In this video we sit down to discuss HPC – High Performance Computing. What it is, who uses it and what the future looks like for businesses looking to use the technology. 

What is High Performance Computing?

So, High Performance Computing (HPC) is really all about bringing together various compute resources to get workloads done effectively.

I would break down it into two main areas – at least from the way that we would look at it from a YellowDog perspective:

  1. Embarrassingly parallel workloads. So, each of the individual tasks can be run independently – they’re automic, they’re recoverable – and you can set up massive HPC clusters to can crunch through that.
  2. MPI workloads. So, in this case, rather than thinking of machines, we’re actually thinking of combining CPU, across a multitude of machines, to get work done.

What Does MPI Stand For?

Message Passing Interface.

It’s effectively a really, really fast messaging interface between the different compute resources that exist on a HPC cluster. It’s usually backed with very quick network infrastructure, so that a node can rapidly speak to another one of its volunteer nodes, or its master node.

Who Uses High Performance Computing?

If you look at the history of HPC, it comes from the world where supercomputers were built and housed in massive complexes. So, given the expense of those things, they tended to be used by governments, government agencies, academia, and some very large corporations who had the wealth behind them to actually use the technology.

But what has essentially happened over the years is that, as the ability to plug and play different components from different manufacturers has increased, HPC has been more widely adopted.

It’s used quite extensively in things like Meteorology, Life Sciences, Financial Services, Aircraft Design, Car Design and so forth. So, although it was once associated with very large grids, we’re beginning to hear a lot of new start-ups who are looking for these large, HPC-like clusters to get their workloads done.

What About the Future of HPC?

Well, one of the key movements is cloud is here. And of course cloud has been a lifeline for a lot of companies, including us today working remotely. We are using cloud in our every day lives, to do things like this – to do Zoom chats – as well as to house data etc.

There is a movement that has already started to take those HPC workloads that were normally on-premise and put them in the cloud.

There are a couple of considerations that people need to take into account. I think one of the big ones is the fact that you were previously working on HPC clusters that were always on. They were a fixed size, you had a fixed set of compute that was part of that cluster, but now there are different things to overcome.

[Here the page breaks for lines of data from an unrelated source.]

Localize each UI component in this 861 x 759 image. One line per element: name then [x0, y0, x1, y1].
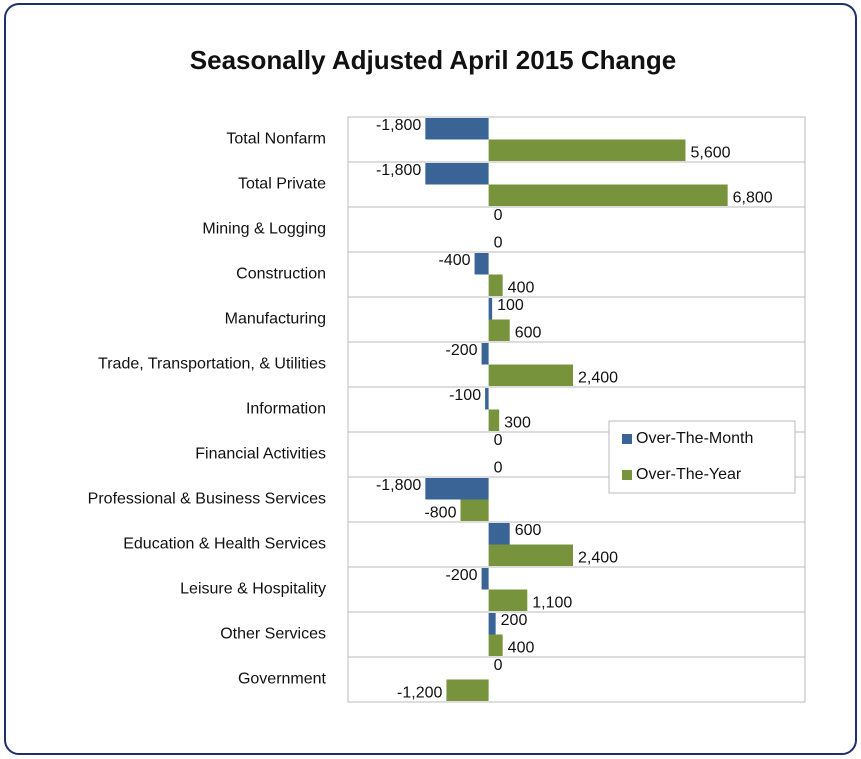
data-label: 1,100 [532, 594, 572, 611]
category-label: Leisure & Hospitality [180, 581, 326, 598]
bar [488, 184, 728, 206]
bar [460, 499, 489, 521]
data-label: 600 [515, 522, 542, 539]
legend-swatch [622, 470, 632, 480]
bar [488, 544, 573, 566]
bar [474, 253, 489, 275]
data-label: 2,400 [578, 549, 618, 566]
bar [488, 319, 510, 341]
category-label: Education & Health Services [123, 536, 326, 553]
category-label: Financial Activities [195, 446, 326, 463]
data-label: 400 [508, 639, 535, 656]
data-label: 0 [494, 234, 503, 251]
data-label: 600 [515, 324, 542, 341]
category-label: Construction [236, 266, 326, 283]
category-label: Mining & Logging [202, 221, 326, 238]
category-label: Trade, Transportation, & Utilities [98, 356, 326, 373]
bar [488, 298, 493, 320]
bar [488, 523, 510, 545]
legend-label: Over-The-Month [636, 430, 753, 447]
data-label: -1,200 [397, 684, 442, 701]
category-label: Manufacturing [225, 311, 326, 328]
data-label: 300 [504, 414, 531, 431]
legend-box [608, 420, 796, 494]
bar [425, 163, 489, 185]
bar [488, 274, 503, 296]
data-label: -1,800 [376, 477, 421, 494]
data-label: 100 [497, 297, 524, 314]
bar [446, 679, 489, 701]
data-label: 2,400 [578, 369, 618, 386]
data-label: 0 [494, 459, 503, 476]
data-label: 6,800 [733, 189, 773, 206]
plot-area [347, 116, 806, 703]
bar [481, 343, 489, 365]
legend-label: Over-The-Year [636, 466, 742, 483]
data-label: 0 [494, 657, 503, 674]
legend-swatch [622, 434, 632, 444]
category-label: Other Services [220, 626, 326, 643]
data-label: 0 [494, 207, 503, 224]
category-label: Government [238, 671, 327, 688]
data-label: -400 [439, 252, 471, 269]
bar [425, 118, 489, 140]
category-label: Total Nonfarm [226, 131, 326, 148]
bar [488, 634, 503, 656]
data-label: 400 [508, 279, 535, 296]
bar [488, 589, 528, 611]
bar [425, 478, 489, 500]
data-label: -200 [446, 567, 478, 584]
data-label: -800 [424, 504, 456, 521]
category-label: Information [246, 401, 326, 418]
data-label: -100 [449, 387, 481, 404]
data-label: 5,600 [690, 144, 730, 161]
bar [488, 139, 686, 161]
bar [488, 613, 496, 635]
bar [485, 388, 489, 410]
category-label: Professional & Business Services [88, 491, 326, 508]
data-label: -1,800 [376, 117, 421, 134]
bar [488, 364, 573, 386]
data-label: 0 [494, 432, 503, 449]
data-label: -1,800 [376, 162, 421, 179]
data-label: -200 [446, 342, 478, 359]
chart-title: Seasonally Adjusted April 2015 Change [190, 45, 676, 75]
data-label: 200 [501, 612, 528, 629]
bar [481, 568, 489, 590]
category-label: Total Private [238, 176, 326, 193]
bar [488, 409, 500, 431]
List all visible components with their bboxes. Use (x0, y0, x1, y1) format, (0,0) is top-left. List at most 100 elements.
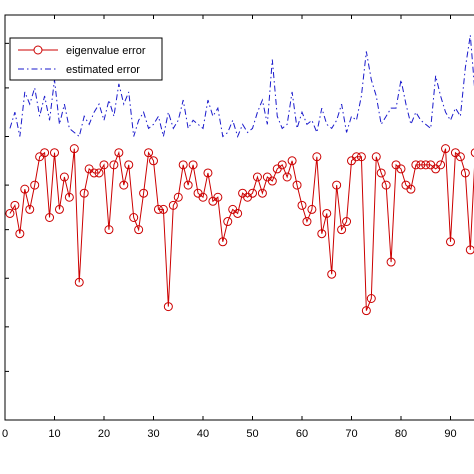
data-point (396, 164, 406, 174)
legend: eigenvalue error estimated error (9, 37, 163, 81)
data-point (277, 160, 287, 170)
data-point (188, 160, 198, 170)
series-0 (5, 144, 474, 316)
data-point (59, 172, 69, 182)
plot-area (5, 35, 474, 316)
data-point (158, 204, 168, 214)
data-point (446, 237, 455, 247)
data-point (351, 152, 361, 162)
data-point (10, 200, 20, 210)
x-tick-label: 0 (2, 428, 8, 440)
data-point (436, 160, 446, 170)
data-point (45, 213, 55, 222)
data-point (15, 229, 25, 239)
data-point (183, 180, 193, 190)
data-point (119, 180, 129, 190)
data-point (79, 188, 89, 198)
x-tick-label: 50 (246, 428, 258, 440)
x-tick-label: 30 (147, 428, 159, 440)
data-point (386, 257, 396, 267)
data-point (203, 168, 213, 178)
data-point (5, 208, 15, 218)
data-point (416, 160, 426, 170)
legend-label: estimated error (66, 64, 140, 76)
data-point (361, 306, 371, 316)
data-point (282, 172, 292, 182)
data-point (124, 160, 134, 170)
data-point (322, 208, 332, 218)
data-point (69, 144, 79, 154)
data-point (20, 184, 30, 194)
data-point (381, 180, 391, 190)
x-tick-label: 10 (48, 428, 60, 440)
data-point (134, 225, 144, 235)
series-line (9, 35, 474, 138)
data-point (218, 237, 228, 247)
data-point (54, 204, 64, 214)
data-point (460, 168, 470, 178)
data-point (455, 152, 465, 162)
data-point (317, 229, 327, 239)
data-point (376, 168, 386, 178)
data-point (198, 192, 208, 202)
data-point (366, 294, 376, 303)
series-1 (9, 35, 474, 138)
data-point (470, 148, 474, 158)
data-point (292, 180, 302, 190)
data-point (104, 225, 114, 235)
legend-box (9, 37, 163, 81)
data-point (173, 192, 183, 202)
data-point (178, 160, 188, 170)
data-point (267, 176, 277, 186)
x-tick-label: 40 (197, 428, 209, 440)
data-point (129, 213, 139, 222)
data-point (257, 188, 267, 198)
x-tick-label: 70 (345, 428, 357, 440)
data-point (144, 148, 154, 158)
legend-marker-sample (33, 45, 43, 55)
data-point (109, 160, 119, 170)
data-point (40, 148, 50, 158)
data-point (356, 152, 366, 162)
data-point (64, 192, 74, 202)
x-tick-label: 90 (444, 428, 456, 440)
data-point (337, 225, 347, 235)
data-point (307, 204, 317, 214)
legend-label: eigenvalue error (66, 45, 146, 57)
data-point (223, 217, 233, 227)
series-line (9, 148, 474, 311)
data-point (371, 152, 381, 162)
data-point (465, 245, 474, 255)
data-point (332, 180, 342, 190)
data-point (114, 148, 124, 158)
data-point (139, 188, 149, 198)
data-point (342, 217, 352, 227)
data-point (327, 269, 337, 279)
data-point (149, 156, 158, 166)
data-point (163, 302, 173, 312)
data-point (168, 200, 178, 210)
x-axis: 0 10 20 30 40 50 60 70 80 90 (2, 15, 457, 440)
data-point (421, 160, 431, 170)
data-point (25, 204, 35, 214)
data-point (74, 277, 84, 287)
data-point (99, 160, 109, 170)
data-point (302, 217, 312, 227)
data-point (89, 168, 99, 178)
data-point (406, 184, 416, 194)
data-point (312, 152, 322, 162)
data-point (252, 172, 262, 182)
data-point (441, 144, 451, 154)
data-point (233, 208, 243, 218)
x-tick-label: 20 (98, 428, 110, 440)
data-point (153, 204, 163, 214)
x-tick-label: 80 (395, 428, 407, 440)
x-tick-label: 60 (296, 428, 308, 440)
data-point (248, 188, 257, 198)
data-point (30, 180, 40, 190)
data-point (50, 148, 59, 158)
data-point (411, 160, 421, 170)
data-point (297, 200, 307, 210)
data-point (287, 156, 297, 166)
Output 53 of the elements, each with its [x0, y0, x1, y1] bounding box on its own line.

In particular, how do you make use of HPC in the cloud in a cost effective way? Making sure the clusters you’re bringing up are appropriate for the workloads you want to use. There are other things as well around things like asynchronicity and heterogeneity.

Asynchronicity is, for example, how do I know if I’m using multiple different types of machine? Or, even multiple providers? When I’m getting status updates, I might get them from one machine at one moment and another machine at another moment.

Heterogeneity is when you’re looking at different types of machines and different types of specifications, and asking yourself, “what is the best compute for my workload?”

As businesses move from the expectations associated with fixed grids, there will be a real focus on how to make these workloads a lot more flexible.